Garrett: Secure Boot and Restricted Boot
Garrett: Secure Boot and Restricted Boot
Posted Mar 29, 2013 18:53 UTC (Fri) by geofft (subscriber, #59789)In reply to: Garrett: Secure Boot and Restricted Boot by ortalo
Parent article: Garrett: Secure Boot and Restricted Boot
The TPM has the ability to "seal" or "unseal" an encryption key (just another level of encryption) based on the measurements. So you can use it for full-disk encryption, by sealing your encryption key against the measurement of the boot proess. If the boot process changes (e.g. there's a boot sector virus), or you move the disk to a machine with a different TPM, you can no longer unseal the key to the disk, because you don't have matching measuments any more. You can also use it for remote attestation, by having a network server send the OS a challenge that it gets the TPM to respond to, where the response can only be constructed if the measurements match.
One thing you'll note that the TPM does not have the ability to do is to _stop_ code from executing. It sits there quietly watching what code is executed.

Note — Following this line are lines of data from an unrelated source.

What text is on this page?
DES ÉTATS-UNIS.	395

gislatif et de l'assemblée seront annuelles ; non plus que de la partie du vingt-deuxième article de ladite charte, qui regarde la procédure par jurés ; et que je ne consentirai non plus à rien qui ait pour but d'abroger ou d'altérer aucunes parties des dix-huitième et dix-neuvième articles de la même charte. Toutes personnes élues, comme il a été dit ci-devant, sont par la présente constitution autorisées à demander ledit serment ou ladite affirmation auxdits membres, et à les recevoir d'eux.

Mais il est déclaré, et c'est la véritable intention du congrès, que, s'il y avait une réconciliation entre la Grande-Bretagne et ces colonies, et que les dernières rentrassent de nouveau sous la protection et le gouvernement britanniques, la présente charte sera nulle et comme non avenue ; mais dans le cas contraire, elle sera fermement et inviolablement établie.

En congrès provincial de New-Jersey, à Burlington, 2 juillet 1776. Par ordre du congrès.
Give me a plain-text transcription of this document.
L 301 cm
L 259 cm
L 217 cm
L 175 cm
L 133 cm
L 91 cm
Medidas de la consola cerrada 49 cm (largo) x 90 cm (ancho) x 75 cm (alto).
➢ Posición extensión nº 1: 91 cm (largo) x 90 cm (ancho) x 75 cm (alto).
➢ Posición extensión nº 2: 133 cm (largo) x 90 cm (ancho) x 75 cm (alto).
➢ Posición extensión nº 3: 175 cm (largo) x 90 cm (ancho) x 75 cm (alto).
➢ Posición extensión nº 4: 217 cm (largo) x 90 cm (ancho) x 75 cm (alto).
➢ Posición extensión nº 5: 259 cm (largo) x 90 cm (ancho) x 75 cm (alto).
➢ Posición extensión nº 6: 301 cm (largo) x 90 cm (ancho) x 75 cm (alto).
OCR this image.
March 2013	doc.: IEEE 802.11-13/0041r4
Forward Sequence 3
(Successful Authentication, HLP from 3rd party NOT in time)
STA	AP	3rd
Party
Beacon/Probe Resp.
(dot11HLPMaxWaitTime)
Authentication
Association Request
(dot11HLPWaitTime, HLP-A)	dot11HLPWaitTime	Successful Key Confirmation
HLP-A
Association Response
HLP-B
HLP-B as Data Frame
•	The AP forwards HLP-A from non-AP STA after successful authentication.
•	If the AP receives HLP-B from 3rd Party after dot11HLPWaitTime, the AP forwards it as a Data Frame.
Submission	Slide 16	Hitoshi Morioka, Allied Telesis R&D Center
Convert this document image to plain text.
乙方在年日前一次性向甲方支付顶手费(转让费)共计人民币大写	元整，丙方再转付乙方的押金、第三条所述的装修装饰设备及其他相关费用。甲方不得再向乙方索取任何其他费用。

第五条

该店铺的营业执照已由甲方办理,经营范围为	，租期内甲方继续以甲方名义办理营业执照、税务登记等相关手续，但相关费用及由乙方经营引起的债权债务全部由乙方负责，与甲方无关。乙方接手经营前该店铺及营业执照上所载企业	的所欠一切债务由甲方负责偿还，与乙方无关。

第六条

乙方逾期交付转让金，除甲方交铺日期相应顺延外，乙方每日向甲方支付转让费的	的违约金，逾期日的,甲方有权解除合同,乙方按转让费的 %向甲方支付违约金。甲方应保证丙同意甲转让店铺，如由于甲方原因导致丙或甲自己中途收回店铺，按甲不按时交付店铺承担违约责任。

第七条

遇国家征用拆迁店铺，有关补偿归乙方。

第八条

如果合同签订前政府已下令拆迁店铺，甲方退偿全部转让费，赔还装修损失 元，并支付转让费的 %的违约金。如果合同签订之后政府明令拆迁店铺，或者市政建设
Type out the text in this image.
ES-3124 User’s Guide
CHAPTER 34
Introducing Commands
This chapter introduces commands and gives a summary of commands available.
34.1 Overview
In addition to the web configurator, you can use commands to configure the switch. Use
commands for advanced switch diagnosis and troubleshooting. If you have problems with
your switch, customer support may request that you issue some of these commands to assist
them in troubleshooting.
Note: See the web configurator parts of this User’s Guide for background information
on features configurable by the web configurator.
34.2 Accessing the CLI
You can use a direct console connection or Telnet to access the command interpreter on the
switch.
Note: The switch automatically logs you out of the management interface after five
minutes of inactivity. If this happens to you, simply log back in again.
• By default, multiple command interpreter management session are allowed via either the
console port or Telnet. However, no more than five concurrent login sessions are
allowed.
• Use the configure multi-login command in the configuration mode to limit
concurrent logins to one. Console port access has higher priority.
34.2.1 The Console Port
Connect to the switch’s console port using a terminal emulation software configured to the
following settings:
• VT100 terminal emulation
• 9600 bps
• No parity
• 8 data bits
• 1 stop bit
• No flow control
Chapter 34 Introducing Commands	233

It can refuse to provide the encryption key, but it can't, for instance, prevent a malicious boot loader from playing a fake Windows boot animation, popping up a login screen, sending the password somewhere, removing itself, and bluescreening. User data is protected, but even so, it's a lot easier to mount attacks since the attacker has code running on your machine.
The other thing about Secure Boot is that it's possible to implement it just within the existing boot firmware, without requiring a separate processor for doing crypto. Yes, you could imagine the TPM having signature verification capabilities, but it's better to put it on the firmware that already ships with every machine, instead of requiring additional hardware on all machines.